Access Management

Zebrix Control provides a flexible and structured access management system, allowing permissions to be assigned according to a user’s role and the scope in which they are allowed to operate.

Access management is based on three fundamental concepts:

  • Users – Individuals with an account in Zebrix Control.
  • Roles – A set of permissions defining the actions allowed.
  • Groups – The association of a role with a specific scope (location, equipment type, tags).

A user’s final access level is the combination of their role permissions and the scope defined by the group(s) they belong to.

Best Practices

  • Apply the principle of least privilege
  • Create roles aligned with business functions (Technician, Manager, Supervisor…)
  • Use groups to segment access by area or responsibility

Roles

Roles define what a user can do within the application.

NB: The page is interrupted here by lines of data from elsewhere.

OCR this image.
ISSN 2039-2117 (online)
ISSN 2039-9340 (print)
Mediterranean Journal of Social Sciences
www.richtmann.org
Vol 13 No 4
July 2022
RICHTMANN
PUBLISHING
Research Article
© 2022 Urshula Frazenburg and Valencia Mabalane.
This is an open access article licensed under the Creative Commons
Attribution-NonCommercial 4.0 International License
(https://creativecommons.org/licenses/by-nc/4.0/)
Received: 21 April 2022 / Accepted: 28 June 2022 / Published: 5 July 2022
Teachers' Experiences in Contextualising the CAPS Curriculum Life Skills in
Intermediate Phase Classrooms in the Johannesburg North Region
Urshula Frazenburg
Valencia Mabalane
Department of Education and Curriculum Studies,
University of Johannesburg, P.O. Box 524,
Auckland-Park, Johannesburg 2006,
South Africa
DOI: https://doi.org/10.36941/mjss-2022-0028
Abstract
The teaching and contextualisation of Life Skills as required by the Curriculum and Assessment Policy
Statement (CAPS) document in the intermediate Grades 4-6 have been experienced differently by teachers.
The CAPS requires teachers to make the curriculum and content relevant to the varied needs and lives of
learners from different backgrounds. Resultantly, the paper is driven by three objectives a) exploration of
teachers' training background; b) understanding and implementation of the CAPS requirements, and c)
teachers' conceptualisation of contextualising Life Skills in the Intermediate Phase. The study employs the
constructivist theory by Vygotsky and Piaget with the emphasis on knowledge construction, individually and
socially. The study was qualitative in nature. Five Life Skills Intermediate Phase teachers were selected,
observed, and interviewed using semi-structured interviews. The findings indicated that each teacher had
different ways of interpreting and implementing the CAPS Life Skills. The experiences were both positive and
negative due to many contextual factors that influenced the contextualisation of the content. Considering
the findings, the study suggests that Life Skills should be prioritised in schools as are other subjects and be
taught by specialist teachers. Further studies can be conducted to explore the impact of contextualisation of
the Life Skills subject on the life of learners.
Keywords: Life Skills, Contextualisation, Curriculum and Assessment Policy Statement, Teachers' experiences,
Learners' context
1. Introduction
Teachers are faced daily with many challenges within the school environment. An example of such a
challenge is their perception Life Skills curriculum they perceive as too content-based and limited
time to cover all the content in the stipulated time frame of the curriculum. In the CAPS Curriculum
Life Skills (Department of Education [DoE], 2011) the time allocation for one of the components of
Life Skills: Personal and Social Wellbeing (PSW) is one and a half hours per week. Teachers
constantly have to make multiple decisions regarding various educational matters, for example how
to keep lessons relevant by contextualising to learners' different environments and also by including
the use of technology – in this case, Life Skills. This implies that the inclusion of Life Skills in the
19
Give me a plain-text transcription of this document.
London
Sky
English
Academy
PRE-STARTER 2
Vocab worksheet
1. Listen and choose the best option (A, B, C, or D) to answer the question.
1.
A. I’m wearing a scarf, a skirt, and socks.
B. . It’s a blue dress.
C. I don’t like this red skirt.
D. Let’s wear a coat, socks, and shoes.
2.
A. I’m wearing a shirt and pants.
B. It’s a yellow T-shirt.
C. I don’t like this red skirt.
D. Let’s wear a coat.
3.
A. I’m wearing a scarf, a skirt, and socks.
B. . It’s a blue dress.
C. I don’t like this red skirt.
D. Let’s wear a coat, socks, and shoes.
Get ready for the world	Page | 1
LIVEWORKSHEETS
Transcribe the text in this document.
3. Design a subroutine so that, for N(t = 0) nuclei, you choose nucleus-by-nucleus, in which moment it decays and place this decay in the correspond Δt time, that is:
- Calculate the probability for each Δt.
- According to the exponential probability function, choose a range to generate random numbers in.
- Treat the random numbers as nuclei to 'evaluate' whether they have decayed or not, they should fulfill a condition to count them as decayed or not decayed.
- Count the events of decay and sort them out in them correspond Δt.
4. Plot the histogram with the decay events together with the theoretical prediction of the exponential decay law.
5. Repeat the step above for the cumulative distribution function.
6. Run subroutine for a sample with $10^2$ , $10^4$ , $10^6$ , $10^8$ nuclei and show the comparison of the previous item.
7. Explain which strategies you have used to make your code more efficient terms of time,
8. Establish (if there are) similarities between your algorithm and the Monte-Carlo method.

Menu: Administration > Roles

For each module (Equipment, Alarm, Incident, Location…), you can authorize:

  • View
  • Create
  • Edit
  • Delete
  • Execute commands (for equipment)

A role defines the allowed actions, but not the scope where they apply.

Groups

Groups associate a role with a specific operational scope.

Menu: Administration > Groups

A group contains:

  • A role
  • One or more users
  • Scope restrictions

Types of Scope Limitations

Geographic Limitation

A group can be restricted to one or several locations.

Example: A Proximity ÃŽle-de-France group may only operate on equipment located in Paris.

Equipment Type Limitation

A group can be limited to specific equipment types or product ranges.

If no filter is defined, the role applies to all equipment within the selected geographic scope.

Tag Limitation

Access can also be restricted to equipment associated with specific tags.

This enables fine-grained segmentation (VIP equipment, Critical systems, Specific department…).

User Belonging to Multiple Groups

A user may belong to multiple groups.

In that case:

  • Permissions are cumulative
  • Scopes are combined

The user’s effective access corresponds to the union of all permissions granted by their groups.